Le garçon s'éloigna et Swan réengagea la conversation.
- Que veux-tu Alice ?
- On ne se connaît pas, je ne te connais pas. Enfin non, je connais les grandes lignes, je pensais connaître ta personnalité mais des pans importants de ta vie me sont inconnus. Tu en sais plus sur moi que l'inverse.

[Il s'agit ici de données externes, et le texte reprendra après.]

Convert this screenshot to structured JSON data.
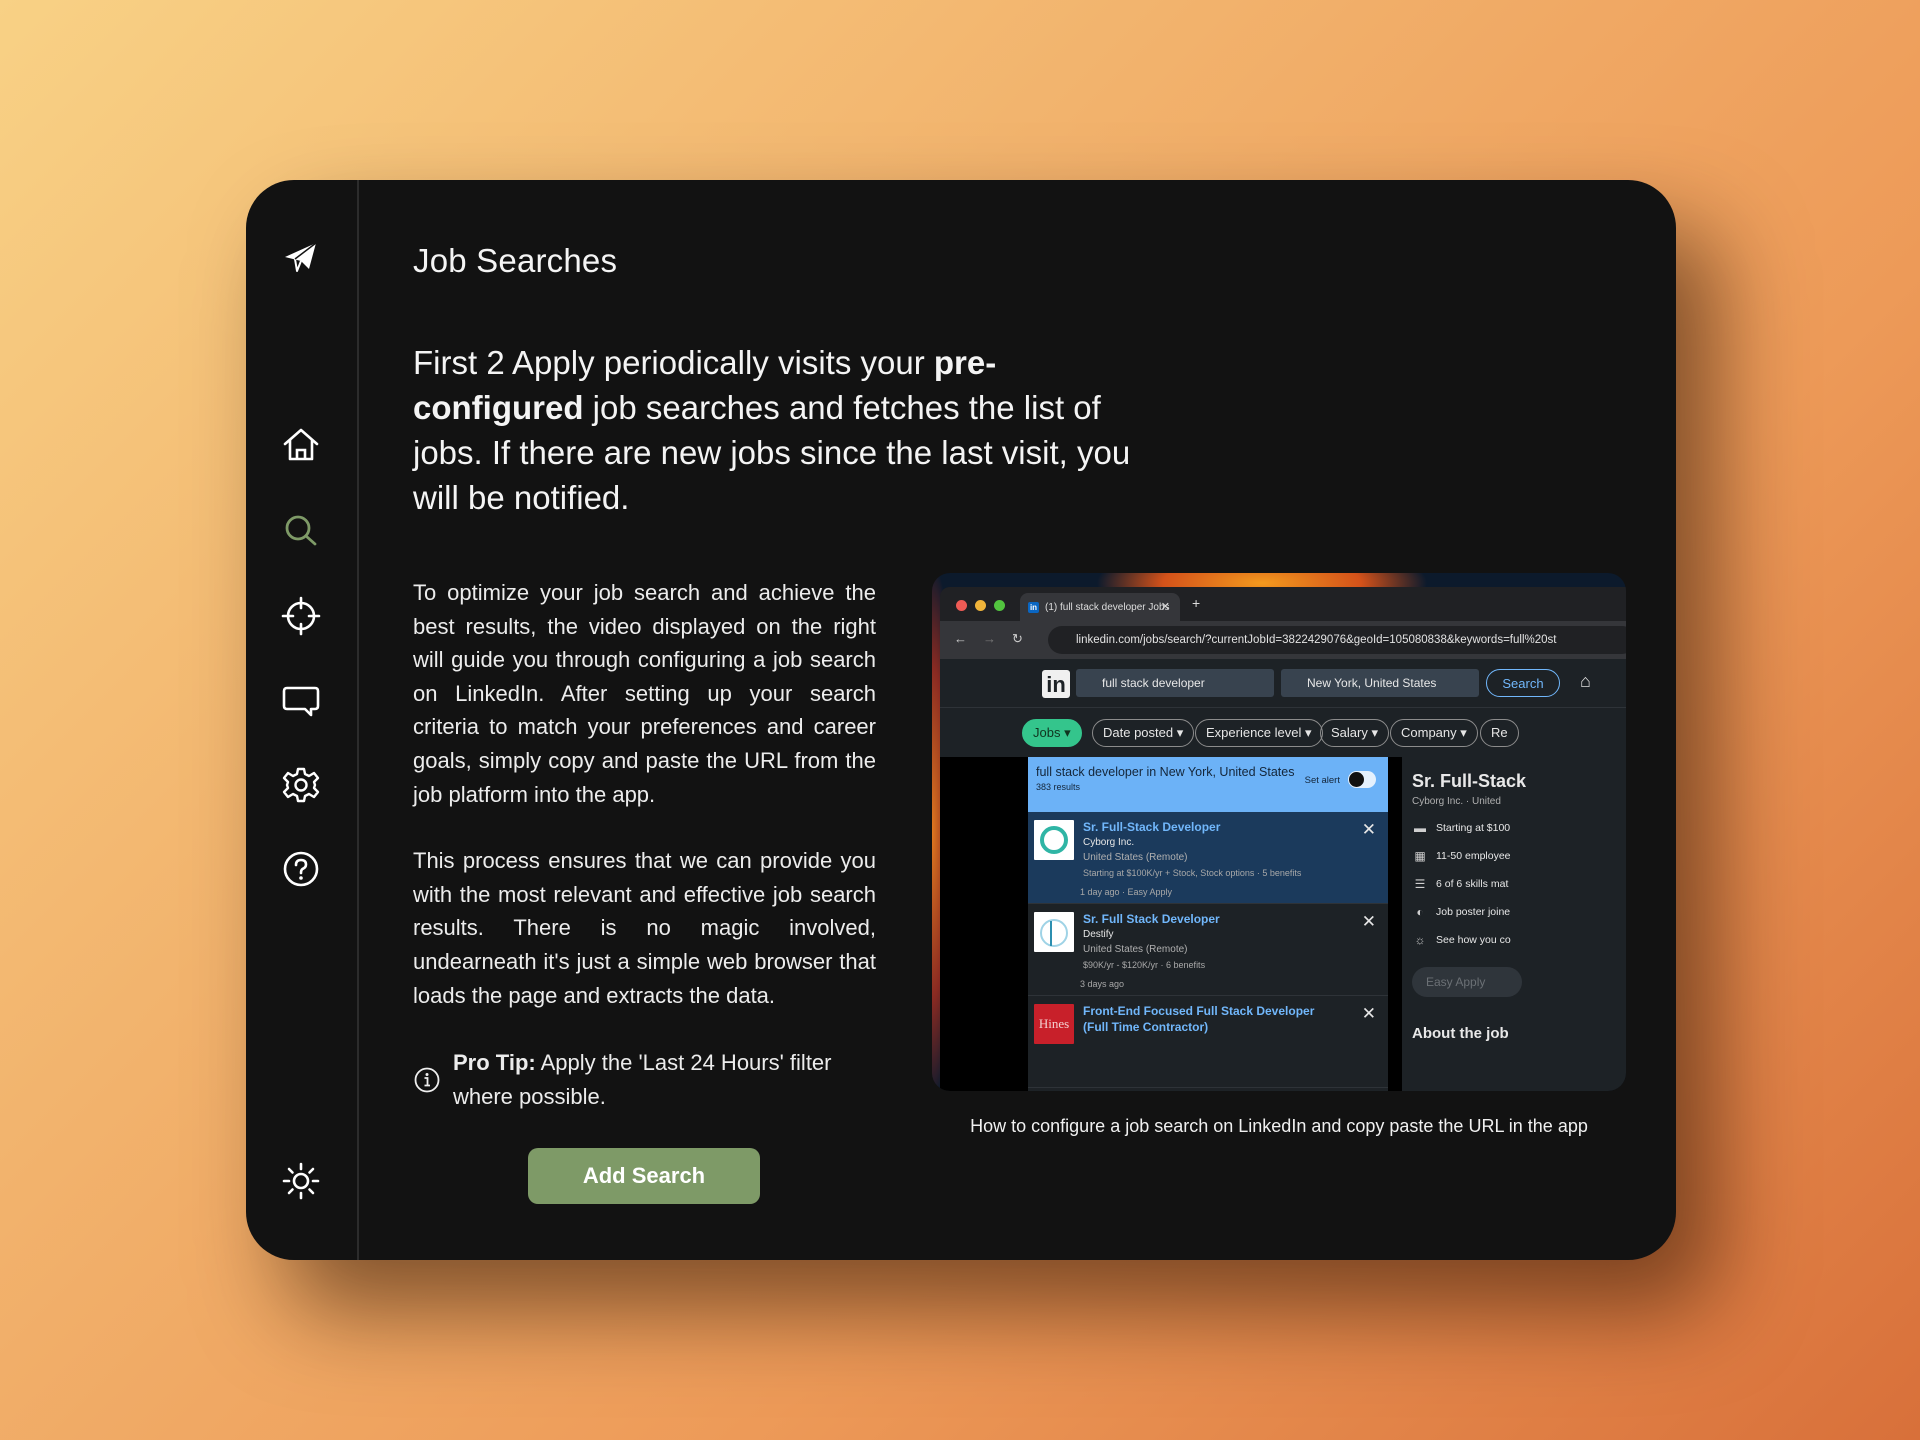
{
  "app": {
    "sidebar": {
      "logo_icon": "paper-plane-icon",
      "items": [
        {
          "name": "home",
          "icon": "home-icon",
          "active": false
        },
        {
          "name": "search",
          "icon": "search-icon",
          "active": true
        },
        {
          "name": "targets",
          "icon": "crosshair-icon",
          "active": false
        },
        {
          "name": "feedback",
          "icon": "chat-bubble-icon",
          "active": false
        },
        {
          "name": "settings",
          "icon": "gear-icon",
          "active": false
        },
        {
          "name": "help",
          "icon": "help-circle-icon",
          "active": false
        }
      ],
      "theme_toggle_icon": "sun-icon"
    },
    "colors": {
      "accent": "#7e9a67",
      "window_bg": "#121212",
      "text": "#f2f2f2"
    }
  },
  "page": {
    "title": "Job Searches",
    "lead": {
      "part1": "First 2 Apply periodically visits your ",
      "bold": "pre-configured",
      "part2": " job searches and fetches the list of jobs. If there are new jobs since the last visit, you will be notified."
    },
    "paragraphs": [
      "To optimize your job search and achieve the best results, the video displayed on the right will guide you through configuring a job search on LinkedIn. After setting up your search criteria to match your preferences and career goals, simply copy and paste the URL from the job platform into the app.",
      "This process ensures that we can provide you with the most relevant and effective job search results. There is no magic involved, undearneath it's just a simple web browser that loads the page and extracts the data."
    ],
    "tip": {
      "icon": "info-icon",
      "label": "Pro Tip:",
      "text": " Apply the 'Last 24 Hours' filter where possible."
    },
    "add_button": "Add Search",
    "video": {
      "caption": "How to configure a job search on LinkedIn and copy paste the URL in the app",
      "browser": {
        "tab_title": "(1) full stack developer Jobs",
        "url": "linkedin.com/jobs/search/?currentJobId=3822429076&geoId=105080838&keywords=full%20st"
      },
      "linkedin": {
        "search_value": "full stack developer",
        "location_value": "New York, United States",
        "search_button": "Search",
        "filters": [
          "Jobs",
          "Date posted",
          "Experience level",
          "Salary",
          "Company",
          "Re"
        ],
        "results_query": "full stack developer in New York, United States",
        "results_count": "383 results",
        "set_alert": "Set alert",
        "jobs": [
          {
            "title": "Sr. Full-Stack Developer",
            "company": "Cyborg Inc.",
            "location": "United States (Remote)",
            "salary": "Starting at $100K/yr + Stock, Stock options · 5 benefits",
            "meta": "1 day ago · Easy Apply"
          },
          {
            "title": "Sr. Full Stack Developer",
            "company": "Destify",
            "location": "United States (Remote)",
            "salary": "$90K/yr - $120K/yr · 6 benefits",
            "meta": "3 days ago"
          },
          {
            "title": "Front-End Focused Full Stack Developer (Full Time Contractor)",
            "company_logo_text": "Hines"
          }
        ],
        "detail": {
          "title": "Sr. Full-Stack",
          "subtitle": "Cyborg Inc. · United",
          "rows": [
            "Starting at $100",
            "11-50 employee",
            "6 of 6 skills mat",
            "Job poster joine",
            "See how you co"
          ],
          "easy_apply": "Easy Apply",
          "about": "About the job"
        }
      }
    }
  }
}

- Alice, je ne suis pas comme toi, j'ai du mal à parler du passé surtout quand rien de bon n'est à raconter et…
- Tu l'as aimé murmura Alice, prise de peur à l'idée de la réponse, tu l'as aimée Maritza ?
Swan resta interdit. L'évocation de Maritza n'avait jamais été simple. Il devait à Alice la vérité de ses sentiments.
- Ecoute Alice, je te propose quelque chose. Je ne veux pas en parler, pas ce soir. Je te promets qu'un jour je te raconterai l'histoire mais ce soir, ce qui compte c'est le présent, c'est nous.
- Tu t'échappes encore…
- Alice, je t'ai fait une promesse, je la respecterai, je te le jure mais pas maintenant d'accord ? Je veux recoller les morceaux, je veux qu'on parle.
Alice comprit qu'il ne fallait pas insister. Connaissant l'histoire désormais, elle imaginait ses tourments.
- Soit, parlons… Pour l'instant je n'ai pas changé d'idée. Mon avenir n'est pas ici, j'aime être journaliste et ici j'ai fait le tour, je ne veux pas dépendre de notre relation. Je veux partir à Paris, c'est l'avenir pour moi.
Swan accusa le coup. Il allait falloir la jouer fine, pas question de mépriser son ego. De plus, il connaissait la force de travail d'Alice.
- Mais Alice, tu t'es fait toute seule. Tu as une détermination inouïe, même sans notre relation tu serais arrivée à devenir une journaliste. Tu vaux mieux que les faits divers.
Alice s'étonnait de l'apparente abnégation de Laurence. Elle s'attendait à ce qu'il respecte son travail mais aussi qui la retienne à Lille.
- Juste une chose Alice, Paris c'est fini pour moi, je ne peux y retourner, je suis grillé.